As for actual Agent Carter, the first two episodes were promising, but I didn't like the third as much. I still haven't seen Angie the perky waitress do anything worthy of Lyndsy Fonseca, and Bridget Regan was unrecognizable as a blonde neighbor from Iowa. I'm not sure I have the patience for the Leviathan story if it's going to be complicated and/or related to the rest of the Marvel universe, but they do need to finish the plot in only seven episodes; maybe it will be fast, and the writers on this show do seem more competent than the ones on S.H.I.E.L.D. I also like the Jarvis actor, and I hope the fourth episode with Howard Stark will be better.

On Screens and in Theater

So the feminist S(her)lock kickstarter met (and exceeded) their goal, which is great news. I'll be looking forward to that series even though I still hate the title.

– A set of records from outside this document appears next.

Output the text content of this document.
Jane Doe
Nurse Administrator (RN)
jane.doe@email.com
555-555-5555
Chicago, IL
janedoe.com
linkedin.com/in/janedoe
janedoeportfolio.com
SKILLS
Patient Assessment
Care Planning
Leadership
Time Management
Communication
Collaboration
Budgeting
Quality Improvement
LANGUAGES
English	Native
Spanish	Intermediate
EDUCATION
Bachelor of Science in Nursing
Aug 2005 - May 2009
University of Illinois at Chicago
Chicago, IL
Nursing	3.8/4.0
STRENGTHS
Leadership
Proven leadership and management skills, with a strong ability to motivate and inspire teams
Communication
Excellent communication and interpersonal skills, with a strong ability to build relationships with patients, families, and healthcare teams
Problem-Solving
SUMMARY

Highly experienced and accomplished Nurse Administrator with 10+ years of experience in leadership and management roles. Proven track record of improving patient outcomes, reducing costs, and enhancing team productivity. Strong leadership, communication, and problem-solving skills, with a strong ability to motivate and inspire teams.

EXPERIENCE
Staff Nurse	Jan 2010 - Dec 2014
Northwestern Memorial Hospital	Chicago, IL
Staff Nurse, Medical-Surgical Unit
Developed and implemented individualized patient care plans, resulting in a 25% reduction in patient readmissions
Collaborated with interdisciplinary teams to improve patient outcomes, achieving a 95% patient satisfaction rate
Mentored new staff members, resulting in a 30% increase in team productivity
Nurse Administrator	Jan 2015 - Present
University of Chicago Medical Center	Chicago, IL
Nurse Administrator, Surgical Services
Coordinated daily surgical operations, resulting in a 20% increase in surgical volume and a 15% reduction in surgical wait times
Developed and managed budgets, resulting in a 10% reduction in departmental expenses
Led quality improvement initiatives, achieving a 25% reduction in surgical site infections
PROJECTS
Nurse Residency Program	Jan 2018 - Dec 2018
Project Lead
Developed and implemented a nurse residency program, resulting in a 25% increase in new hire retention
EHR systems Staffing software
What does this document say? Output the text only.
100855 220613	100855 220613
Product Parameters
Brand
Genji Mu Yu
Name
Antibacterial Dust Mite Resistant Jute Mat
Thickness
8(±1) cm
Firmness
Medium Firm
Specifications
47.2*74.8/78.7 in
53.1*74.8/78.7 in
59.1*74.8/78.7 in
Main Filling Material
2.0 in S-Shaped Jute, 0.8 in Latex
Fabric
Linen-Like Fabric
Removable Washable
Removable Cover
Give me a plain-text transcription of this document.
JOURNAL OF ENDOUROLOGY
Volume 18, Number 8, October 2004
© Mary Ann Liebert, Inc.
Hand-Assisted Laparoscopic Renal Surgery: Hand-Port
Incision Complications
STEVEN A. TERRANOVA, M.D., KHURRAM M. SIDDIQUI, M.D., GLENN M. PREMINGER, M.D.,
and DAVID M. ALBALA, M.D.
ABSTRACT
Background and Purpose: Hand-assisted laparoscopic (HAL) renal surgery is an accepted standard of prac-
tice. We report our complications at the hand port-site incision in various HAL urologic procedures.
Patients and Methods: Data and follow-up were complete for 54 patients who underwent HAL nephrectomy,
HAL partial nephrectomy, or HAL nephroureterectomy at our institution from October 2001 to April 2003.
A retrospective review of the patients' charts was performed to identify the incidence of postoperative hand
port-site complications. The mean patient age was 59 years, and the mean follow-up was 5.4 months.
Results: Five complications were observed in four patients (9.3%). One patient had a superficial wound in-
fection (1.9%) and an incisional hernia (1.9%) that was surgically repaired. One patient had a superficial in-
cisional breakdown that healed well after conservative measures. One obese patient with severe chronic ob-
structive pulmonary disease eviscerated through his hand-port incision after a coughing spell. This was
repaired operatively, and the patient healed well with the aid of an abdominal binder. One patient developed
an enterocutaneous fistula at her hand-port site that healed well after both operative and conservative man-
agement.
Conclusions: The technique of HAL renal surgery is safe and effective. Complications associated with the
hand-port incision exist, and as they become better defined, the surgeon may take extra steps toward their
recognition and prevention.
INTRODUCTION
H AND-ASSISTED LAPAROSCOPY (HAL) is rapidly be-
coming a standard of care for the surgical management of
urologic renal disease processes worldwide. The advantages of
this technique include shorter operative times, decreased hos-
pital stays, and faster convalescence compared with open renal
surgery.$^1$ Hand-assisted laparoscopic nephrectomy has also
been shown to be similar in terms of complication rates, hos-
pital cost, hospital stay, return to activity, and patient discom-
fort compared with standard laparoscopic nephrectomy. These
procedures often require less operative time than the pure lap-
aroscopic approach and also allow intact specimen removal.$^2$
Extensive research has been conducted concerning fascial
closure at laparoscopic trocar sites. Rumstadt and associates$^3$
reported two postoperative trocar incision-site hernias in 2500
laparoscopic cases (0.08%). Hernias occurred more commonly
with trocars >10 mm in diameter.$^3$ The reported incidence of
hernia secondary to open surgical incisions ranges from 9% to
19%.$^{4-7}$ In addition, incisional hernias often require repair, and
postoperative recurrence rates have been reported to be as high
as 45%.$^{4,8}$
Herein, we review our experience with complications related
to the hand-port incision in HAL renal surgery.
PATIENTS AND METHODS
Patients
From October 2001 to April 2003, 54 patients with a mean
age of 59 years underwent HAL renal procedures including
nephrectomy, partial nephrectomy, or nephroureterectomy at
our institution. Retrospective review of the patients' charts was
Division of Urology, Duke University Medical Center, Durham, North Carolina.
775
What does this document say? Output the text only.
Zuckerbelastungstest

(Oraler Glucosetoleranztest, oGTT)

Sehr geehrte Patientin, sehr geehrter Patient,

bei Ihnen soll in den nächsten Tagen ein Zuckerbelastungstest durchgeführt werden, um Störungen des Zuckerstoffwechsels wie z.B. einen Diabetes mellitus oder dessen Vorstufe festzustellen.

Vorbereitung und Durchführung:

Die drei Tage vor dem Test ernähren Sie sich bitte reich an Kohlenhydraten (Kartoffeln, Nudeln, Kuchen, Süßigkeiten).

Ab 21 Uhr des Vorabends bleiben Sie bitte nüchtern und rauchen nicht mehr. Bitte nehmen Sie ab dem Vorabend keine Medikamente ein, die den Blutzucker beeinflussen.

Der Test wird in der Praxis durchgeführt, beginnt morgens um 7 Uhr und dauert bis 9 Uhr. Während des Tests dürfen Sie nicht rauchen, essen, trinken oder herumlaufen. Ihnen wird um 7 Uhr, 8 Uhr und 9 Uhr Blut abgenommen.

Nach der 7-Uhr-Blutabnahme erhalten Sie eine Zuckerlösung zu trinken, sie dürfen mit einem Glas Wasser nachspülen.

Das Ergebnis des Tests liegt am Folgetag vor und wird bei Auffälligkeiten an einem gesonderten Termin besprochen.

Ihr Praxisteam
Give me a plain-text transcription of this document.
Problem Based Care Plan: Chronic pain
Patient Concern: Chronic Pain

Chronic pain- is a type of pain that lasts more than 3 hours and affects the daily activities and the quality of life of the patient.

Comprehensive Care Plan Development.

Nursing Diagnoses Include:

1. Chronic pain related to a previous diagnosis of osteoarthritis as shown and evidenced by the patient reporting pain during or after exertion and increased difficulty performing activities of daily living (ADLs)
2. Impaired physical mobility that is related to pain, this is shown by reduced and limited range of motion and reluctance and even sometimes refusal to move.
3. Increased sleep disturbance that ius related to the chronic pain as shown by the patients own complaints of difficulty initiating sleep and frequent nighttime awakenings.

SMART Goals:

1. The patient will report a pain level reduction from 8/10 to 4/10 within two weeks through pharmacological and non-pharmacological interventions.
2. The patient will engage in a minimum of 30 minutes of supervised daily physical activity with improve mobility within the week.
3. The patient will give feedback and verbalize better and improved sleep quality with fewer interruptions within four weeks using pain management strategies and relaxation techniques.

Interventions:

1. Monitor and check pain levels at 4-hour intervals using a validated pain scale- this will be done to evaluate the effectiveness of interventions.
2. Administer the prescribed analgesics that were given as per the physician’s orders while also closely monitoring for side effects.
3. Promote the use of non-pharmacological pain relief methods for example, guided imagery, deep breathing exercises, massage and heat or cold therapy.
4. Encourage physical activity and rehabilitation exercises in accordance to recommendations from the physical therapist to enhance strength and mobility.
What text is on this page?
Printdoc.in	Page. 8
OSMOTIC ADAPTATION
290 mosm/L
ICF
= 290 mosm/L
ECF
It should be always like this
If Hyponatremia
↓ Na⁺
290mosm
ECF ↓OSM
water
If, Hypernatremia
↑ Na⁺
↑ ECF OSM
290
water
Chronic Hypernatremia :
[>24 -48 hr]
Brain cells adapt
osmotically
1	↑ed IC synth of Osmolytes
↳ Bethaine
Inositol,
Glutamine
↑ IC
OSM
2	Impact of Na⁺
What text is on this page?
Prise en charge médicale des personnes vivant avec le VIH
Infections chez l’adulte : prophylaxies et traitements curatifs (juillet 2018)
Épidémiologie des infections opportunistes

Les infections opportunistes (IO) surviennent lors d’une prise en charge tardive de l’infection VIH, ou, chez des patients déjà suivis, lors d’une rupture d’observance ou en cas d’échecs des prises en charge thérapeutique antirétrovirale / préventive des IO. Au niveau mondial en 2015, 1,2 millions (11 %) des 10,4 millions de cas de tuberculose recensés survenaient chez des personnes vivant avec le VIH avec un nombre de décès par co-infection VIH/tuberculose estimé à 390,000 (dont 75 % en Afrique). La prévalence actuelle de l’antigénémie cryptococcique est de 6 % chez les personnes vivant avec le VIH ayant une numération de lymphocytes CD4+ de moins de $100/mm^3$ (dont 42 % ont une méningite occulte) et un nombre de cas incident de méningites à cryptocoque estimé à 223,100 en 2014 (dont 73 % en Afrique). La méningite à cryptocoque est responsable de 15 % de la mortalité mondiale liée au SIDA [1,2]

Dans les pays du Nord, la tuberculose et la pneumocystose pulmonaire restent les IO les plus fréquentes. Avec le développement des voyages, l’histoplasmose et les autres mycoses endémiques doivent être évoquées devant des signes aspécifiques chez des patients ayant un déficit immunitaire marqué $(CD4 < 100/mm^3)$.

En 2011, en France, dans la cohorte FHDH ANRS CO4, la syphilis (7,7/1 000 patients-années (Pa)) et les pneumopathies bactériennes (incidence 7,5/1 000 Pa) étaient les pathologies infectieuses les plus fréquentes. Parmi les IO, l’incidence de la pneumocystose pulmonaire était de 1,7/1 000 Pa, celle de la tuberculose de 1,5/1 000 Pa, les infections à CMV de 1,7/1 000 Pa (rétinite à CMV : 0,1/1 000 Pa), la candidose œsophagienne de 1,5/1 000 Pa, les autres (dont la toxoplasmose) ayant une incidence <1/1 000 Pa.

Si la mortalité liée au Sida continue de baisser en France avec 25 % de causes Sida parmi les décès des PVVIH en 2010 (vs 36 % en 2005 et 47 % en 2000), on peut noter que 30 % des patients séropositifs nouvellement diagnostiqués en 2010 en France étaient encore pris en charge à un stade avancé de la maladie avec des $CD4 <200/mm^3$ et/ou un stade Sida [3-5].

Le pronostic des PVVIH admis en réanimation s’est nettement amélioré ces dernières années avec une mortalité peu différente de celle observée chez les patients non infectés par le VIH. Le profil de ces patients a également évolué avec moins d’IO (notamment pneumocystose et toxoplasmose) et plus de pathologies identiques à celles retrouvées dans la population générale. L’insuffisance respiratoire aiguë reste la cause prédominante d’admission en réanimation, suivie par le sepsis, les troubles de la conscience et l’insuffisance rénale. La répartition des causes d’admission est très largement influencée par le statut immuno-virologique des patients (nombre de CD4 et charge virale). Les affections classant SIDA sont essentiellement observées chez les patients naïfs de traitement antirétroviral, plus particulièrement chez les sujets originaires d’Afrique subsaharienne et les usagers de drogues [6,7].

As for the more conventional TV show Elementary, it looks like next week's episode will finally feature Baron Gruner, the de Mervilles, and everything from the Illustrious Client story. I was trying to be patient with Kitty's story on the show, but the gradual buildup made it seem like they were holding the climax until the season's end, instead of midseason. I hope it will be good, and that the writers resist the temptation to link Gruner to Moriarty somehow. I don't want her back, for any reason.

I'm curious about the sudden talk of Watson deciding to become an insurance investigator, though. We barely saw her take any private cases and they mostly turned into homicides so that the NYPD could investigate. The story about her boyfriend seemed to be dropped too. I'm not sure I know where the show is going anymore, and I don't know if its ratings will help it be renewed for another season.

Also, I recently learned that there will be a play in my area soon called "The Curious Case of the Watson Intelligence" which is some kind of mishmash story with multiple Watsons and timelines. I will try to see it, if I can get an affordable ticket.